Shares on the New York Stock Exchange and, if the application is approved, expects trading to commence within 30 days following initial issuance
Option to Purchase Additional Shares: None
Trade Date: June 24, 2021
Settlement Date*: July 1, 2021 (T+5)

Expected Ratings

(Moody’s / S&P / Fitch): Ba1 (stable) / BBB- (stable) / BB+ (stable)
Note: A securities rating is not a recommendation to buy, sell or hold securities and may be subject to revision or withdrawal at any time
Joint Book-Running Managers: BofA Securities, Inc.
  Morgan Stanley & Co.

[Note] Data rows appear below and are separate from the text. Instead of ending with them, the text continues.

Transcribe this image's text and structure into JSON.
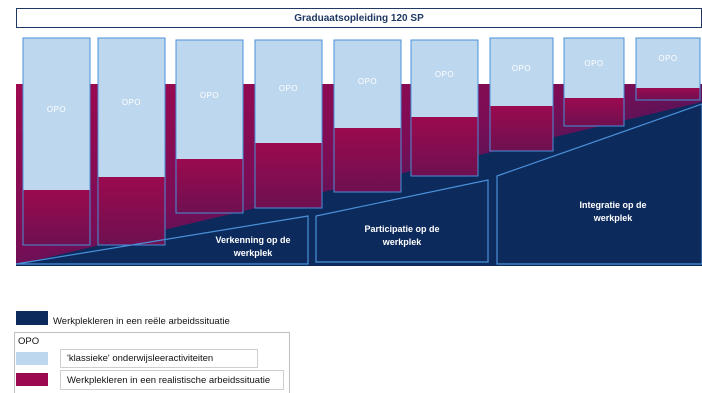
{
  "title": "Graduaatsopleiding 120 SP",
  "opo_label": "OPO",
  "columns": [
    {
      "opo": "OPO"
    },
    {
      "opo": "OPO"
    },
    {
      "opo": "OPO"
    },
    {
      "opo": "OPO"
    },
    {
      "opo": "OPO"
    },
    {
      "opo": "OPO"
    },
    {
      "opo": "OPO"
    },
    {
      "opo": "OPO"
    },
    {
      "opo": "OPO"
    }
  ],
  "phases": [
    {
      "label_line1": "Verkenning op de",
      "label_line2": "werkplek"
    },
    {
      "label_line1": "Participatie op de",
      "label_line2": "werkplek"
    },
    {
      "label_line1": "Integratie op de",
      "label_line2": "werkplek"
    }
  ],
  "legend": {
    "real": "Werkplekleren in een reële arbeidssituatie",
    "header": "OPO",
    "classic": "'klassieke' onderwijsleeractiviteiten",
    "realistic": "Werkplekleren in een realistische arbeidssituatie"
  },
  "colors": {
    "navy": "#0d2a5c",
    "magenta": "#9b0a4f",
    "light_blue": "#bdd7ee",
    "border_blue": "#4a90d9"
  }
}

LLC
  RBC Capital Markets, LLC
  Wells Fargo Securities, LLC
Co-Managers: Fifth Third Securities, Inc.
  KeyBanc Capital Markets Inc.
  SMBC Nikko Securities America, Inc.
  Cabrera Capital Markets, LLC
CUSIP / ISIN: 125896 837 / US1258968379

 

* It is expected that delivery of the Depositary Shares will be made on or about July 1, 2021, which will be the fifth business day (T+5) following the date hereof. Under Rule 15c6-1 under the Securities Exchange Act of 1934, trades in the secondary market generally are required to settle in two business days (T+2), unless the parties to any such trade expressly agree otherwise. Accordingly, the purchasers who wish to trade the Depositary Shares prior to the second business day prior to settlement will be required to specify an alternate settlement cycle at the time of any such trade to prevent a failed settlement and should consult their own advisors.

 

Issuer has filed a registration statement (including a prospectus, as supplemented) with the Securities and Exchange Commission (“SEC”) for the offering to which this communication relates. Before you invest, you should read the prospectus (as supplemented) in that registration statement and other documents Issuer has filed with the SEC for more complete information about Issuer and the offering. You may get these documents for free by visiting EDGAR on the SEC website at www.sec.gov. Alternatively, Issuer, any underwriter or any dealer participating in the offering will arrange to send you the prospectus if you request it by calling BofA Securities, Inc. toll-free at 800-294-1322 or by email at dg.prospectus_requests@bofa.com, Morgan Stanley & Co. LLC toll-free at 866-718-1649, RBC Capital Markets, LLC toll-free at 866-375-6829 or Wells Fargo Securities, LLC toll-free at 800-645-3751.

 

Any disclaimers or other notices that may appear below are not applicable to this communication and should be disregarded. Such disclaimers were automatically generated as a result of this communication being sent via email or another communication system.